Taste Bar, a cocktail and small-plates concept from James Beard winner Gerard Craft, menus a matcha-based cocktail that capitalizes on the powdered green tea’s all-star status in the world of tea and its rise behind the bar. The Matcha Picchu is a hit with patrons. “Our guests love it, and they joke that they get to drink and feel healthy, too,” says Bar Manager Drew Lucido. The star of the Matcha Picchu is matcha-infused pisco. Allspice dram and Wray & Nephew Overproof Rum up the alcoholic ante, while lemon juice and coconut simple syrup add sweet and sour notes. The cocktail is served over crushed ice in an absinthe-coated double-rocks glass and speckled with matcha powder for a mountainous presentation that earns the drink its name.
The Golden Fleece cocktail at The Whistler, a cocktail lounge/music venue/art gallery showcases the big opportunity in low ABV drinks, riffing on a Japanese highball, created by Bar Manager Julieta Campos. “I combine Kikusui Funaguchi sake, honey, preserved Meyer lemon and lemon juice in a shaker tin, give it a short shake and top it with Topo Chico soda,” says Campos. She says the lemon is preserved in a light vinegar brine, which plays well with the rich fattiness of the sake. “I pour this over five to six cubes in a Collins glass. There are only a few flavors here, but the preserved lemon lends a smooth complexity. The cocktail is akin to a shrub, however a touch lighter and brinier.”
The San Jorge at the Red Rabbit, an Italian small-plates concept, is perfect for patio weather. Ian Lowther, Beverage Director, wanted to incorporate his favorite spirit, St.
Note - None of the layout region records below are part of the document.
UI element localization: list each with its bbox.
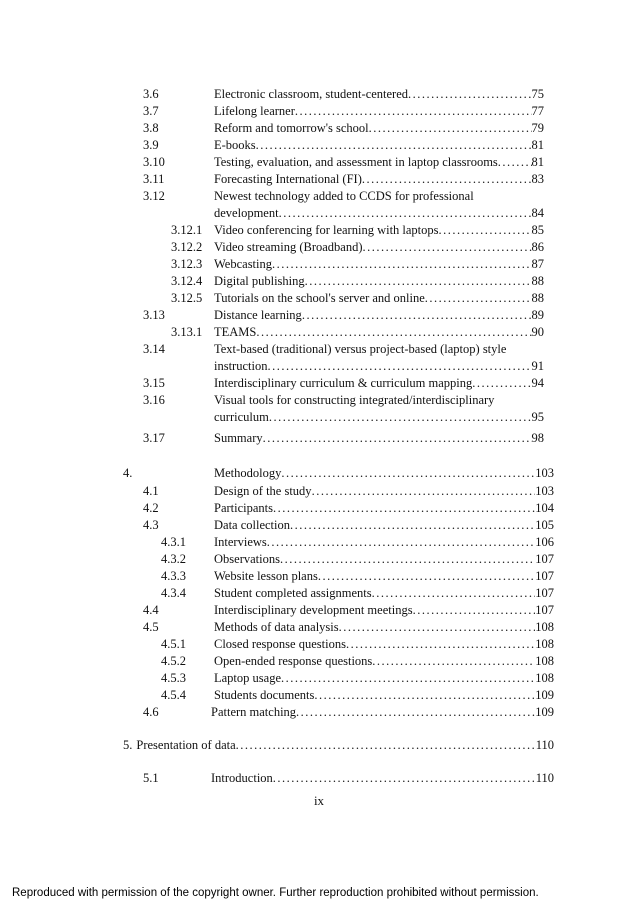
toc-entry [0,375,638,392]
toc-entry-title: Students documents [214,688,315,702]
dot-leader [267,534,535,551]
toc-entry-page: 95 [531,410,544,424]
toc-entry-title: Observations [214,552,280,566]
dot-leader [281,670,535,687]
toc-entry [0,704,638,721]
toc-entry-page: 86 [531,240,544,254]
toc-entry-number: 3.9 [143,138,159,152]
toc-entry-page: 77 [531,104,544,118]
toc-entry-page: 110 [535,738,554,752]
toc-entry-page: 110 [535,771,554,785]
toc-entry-page: 81 [531,138,544,152]
dot-leader [296,704,535,721]
dot-leader [267,358,531,375]
dot-leader [439,222,532,239]
toc-entry [0,602,638,619]
toc-entry [0,358,638,375]
dot-leader [281,465,535,482]
toc-entry-page: 94 [531,376,544,390]
dot-leader [236,737,536,754]
toc-entry [0,120,638,137]
toc-entry-title: Participants [214,501,274,515]
toc-entry-number: 3.12 [143,189,165,203]
dot-leader [312,483,536,500]
toc-entry [0,551,638,568]
toc-entry-page: 85 [531,223,544,237]
dot-leader [408,86,531,103]
toc-entry [0,687,638,704]
toc-entry [0,222,638,239]
toc-entry-number: 3.12.3 [171,257,203,271]
toc-entry-title: E-books [214,138,256,152]
toc-entry-number: 3.12.4 [171,274,203,288]
toc-entry-number: 4.5.1 [161,637,186,651]
dot-leader [302,307,532,324]
toc-entry-page: 105 [535,518,554,532]
toc-entry-page: 108 [535,637,554,651]
toc-entry-page: 109 [535,705,554,719]
toc-entry-number: 5. [123,738,133,752]
dot-leader [273,500,535,517]
toc-entry-number: 3.7 [143,104,159,118]
toc-entry-page: 87 [531,257,544,271]
toc-entry-title: Presentation of data [136,738,236,752]
toc-entry-number: 3.14 [143,342,165,356]
dot-leader [372,585,536,602]
toc-entry-number: 3.8 [143,121,159,135]
toc-entry-title: Reform and tomorrow's school [214,121,369,135]
dot-leader [272,256,531,273]
toc-entry-title: TEAMS [214,325,257,339]
toc-entry-number: 4. [123,466,133,480]
toc-entry-title: Tutorials on the school's server and online [214,291,425,305]
dot-leader [273,770,536,787]
toc-entry-title: Lifelong learner [214,104,295,118]
toc-entry-title: Introduction [211,771,273,785]
toc-entry [0,465,638,482]
toc-entry-page: 81 [531,155,544,169]
toc-entry-title: Interdisciplinary development meetings [214,603,413,617]
toc-entry-page: 106 [535,535,554,549]
toc-entry-title: Interdisciplinary curriculum & curriculum mapping [214,376,473,390]
toc-entry-number: 4.5 [143,620,159,634]
toc-entry-page: 88 [531,291,544,305]
dot-leader [363,239,532,256]
toc-entry-page: 103 [535,466,554,480]
toc-entry-title: Visual tools for constructing integrated/interdisciplinary [214,393,495,407]
toc-entry [0,737,638,754]
toc-entry-number: 3.17 [143,431,165,445]
toc-entry-title: Forecasting International (FI) [214,172,362,186]
toc-entry-page: 107 [535,569,554,583]
toc-entry [0,154,638,171]
toc-entry-title: Testing, evaluation, and assessment in laptop classrooms [214,155,498,169]
toc-entry-page: 107 [535,586,554,600]
toc-entry-page: 89 [531,308,544,322]
page-number: ix [313,793,325,808]
toc-entry-page: 98 [531,431,544,445]
toc-entry [0,188,638,205]
toc-entry [0,273,638,290]
toc-entry-number: 4.5.2 [161,654,186,668]
toc-entry-number: 3.12.1 [171,223,203,237]
toc-entry-number: 4.2 [143,501,159,515]
toc-entry-page: 103 [535,484,554,498]
dot-leader [290,517,535,534]
toc-entry-number: 3.13.1 [171,325,203,339]
toc-entry-page: 107 [535,552,554,566]
toc-entry-title: Newest technology added to CCDS for professional [214,189,474,203]
toc-entry-title: instruction [214,359,268,373]
toc-entry-title: Digital publishing [214,274,305,288]
toc-entry [0,568,638,585]
toc-entry-title: development [214,206,279,220]
toc-entry-title: Video streaming (Broadband) [214,240,363,254]
toc-entry [0,483,638,500]
toc-entry [0,500,638,517]
dot-leader [305,273,532,290]
toc-entry-page: 90 [531,325,544,339]
toc-entry-page: 108 [535,654,554,668]
toc-entry-page: 75 [531,87,544,101]
dot-leader [369,120,532,137]
toc-entry [0,324,638,341]
copyright-footer: Reproduced with permission of the copyright owner. Further reproduction prohibited without permission. [12,887,539,899]
toc-entry-title: Text-based (traditional) versus project-based (laptop) style [214,342,507,356]
toc-entry [0,430,638,447]
toc-entry-page: 109 [535,688,554,702]
toc-entry-page: 107 [535,603,554,617]
dot-leader [269,409,532,426]
toc-entry-number: 3.13 [143,308,165,322]
dot-leader [279,205,532,222]
dot-leader [425,290,532,307]
toc-entry-title: Laptop usage [214,671,281,685]
dot-leader [472,375,531,392]
toc-entry-number: 4.1 [143,484,159,498]
toc-entry-title: Webcasting [214,257,273,271]
toc-entry [0,205,638,222]
toc-entry-number: 3.16 [143,393,165,407]
toc-entry [0,103,638,120]
toc-entry-title: Summary [214,431,263,445]
toc-entry-number: 4.3.3 [161,569,186,583]
toc-entry [0,341,638,358]
dot-leader [295,103,532,120]
dot-leader [413,602,536,619]
toc-entry [0,86,638,103]
toc-entry-number: 3.12.2 [171,240,203,254]
dot-leader [498,154,532,171]
toc-entry [0,171,638,188]
toc-entry [0,585,638,602]
toc-entry-number: 3.6 [143,87,159,101]
toc-entry-number: 3.10 [143,155,165,169]
toc-entry [0,619,638,636]
toc-entry-title: curriculum [214,410,269,424]
toc-entry [0,409,638,426]
toc-entry [0,290,638,307]
toc-entry-title: Methodology [214,466,282,480]
dot-leader [256,324,531,341]
toc-entry [0,307,638,324]
toc-entry-number: 3.15 [143,376,165,390]
dot-leader [280,551,535,568]
toc-entry-number: 4.6 [143,705,159,719]
toc-entry-number: 4.5.4 [161,688,186,702]
toc-entry-page: 108 [535,620,554,634]
toc-entry-number: 4.3.4 [161,586,186,600]
toc-entry [0,137,638,154]
toc-entry-title: Open-ended response questions [214,654,373,668]
dot-leader [256,137,532,154]
toc-entry-page: 79 [531,121,544,135]
toc-entry [0,256,638,273]
toc-entry-number: 4.3 [143,518,159,532]
toc-entry-page: 84 [531,206,544,220]
toc-entry [0,653,638,670]
toc-entry-number: 5.1 [143,771,159,785]
toc-entry [0,392,638,409]
dot-leader [346,636,535,653]
toc-entry-page: 83 [531,172,544,186]
toc-entry-title: Electronic classroom, student-centered [214,87,409,101]
toc-entry-number: 3.11 [143,172,165,186]
toc-entry-page: 108 [535,671,554,685]
toc-entry [0,636,638,653]
toc-entry [0,517,638,534]
dot-leader [263,430,532,447]
toc-entry-title: Pattern matching [211,705,297,719]
toc-entry-title: Interviews [214,535,267,549]
toc-entry-number: 4.5.3 [161,671,186,685]
toc-entry-page: 104 [535,501,554,515]
toc-entry-title: Data collection [214,518,291,532]
dot-leader [372,653,535,670]
dot-leader [339,619,536,636]
toc-entry [0,239,638,256]
toc-entry [0,670,638,687]
toc-entry-title: Student completed assignments [214,586,372,600]
toc-entry [0,770,638,787]
toc-entry-title: Design of the study [214,484,312,498]
toc-entry-number: 3.12.5 [171,291,203,305]
toc-entry-number: 4.4 [143,603,159,617]
toc-entry-title: Website lesson plans [214,569,318,583]
toc-entry [0,534,638,551]
dot-leader [362,171,532,188]
dot-leader [314,687,535,704]
toc-entry-title: Video conferencing for learning with laptops [214,223,439,237]
toc-entry-page: 91 [531,359,544,373]
dot-leader [318,568,535,585]
toc-entry-title: Distance learning [214,308,302,322]
toc-entry-title: Methods of data analysis [214,620,339,634]
toc-entry-number: 4.3.1 [161,535,186,549]
toc-entry-title: Closed response questions [214,637,346,651]
toc-entry-page: 88 [531,274,544,288]
toc-entry-number: 4.3.2 [161,552,186,566]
George Pear Brandy, into a cocktail, though he said it needs toning down a bit. “They take hundreds of whole, organic Bartlett pears and distill them in copper pot stills,” he says. “It tastes just like a juicy, delicious bite of a perfectly ripened pear. I wanted to take that flavor and infuse it into a cocktail and then elevate it with even more layers of flavor—something that would bring out the pear flavor but balance it at the same time.” He mixes in Lunazul Reposado tequila, Tattersall Grapefruit Crema and the juice of both grapefruit and lemon. “It has such a fresh, bright flavor. The citrus bite of the lemon and grapefruit are mellowed with the pear and tequila flavors,” says Lowther.
The iconic movie-theater duo of popcorn and Coca-Cola inspires the Cinema Manhattan Cocktail at Ambar Clarendon and its basement bar Baba. At this restaurant, known for its modern twists on classic Balkan cuisine, the Cinema Manhattan goes beyond a traditional Manhattan with unique, flavorful infusions, hammered home with a side of sweet-and-spicy popcorn that makes ordering the drink a memorable experience. Beverage Director Danilo Simic infuses bourbon with caramel popcorn, a port-Coca-Cola reduction and housemade cherry bitters. Aromatic and complex, the cherry and caramel flavors give the beverage a bittersweet finish. The side of popcorn complements these flavors, creating a more robust experience that is shareable, upping its social appeal.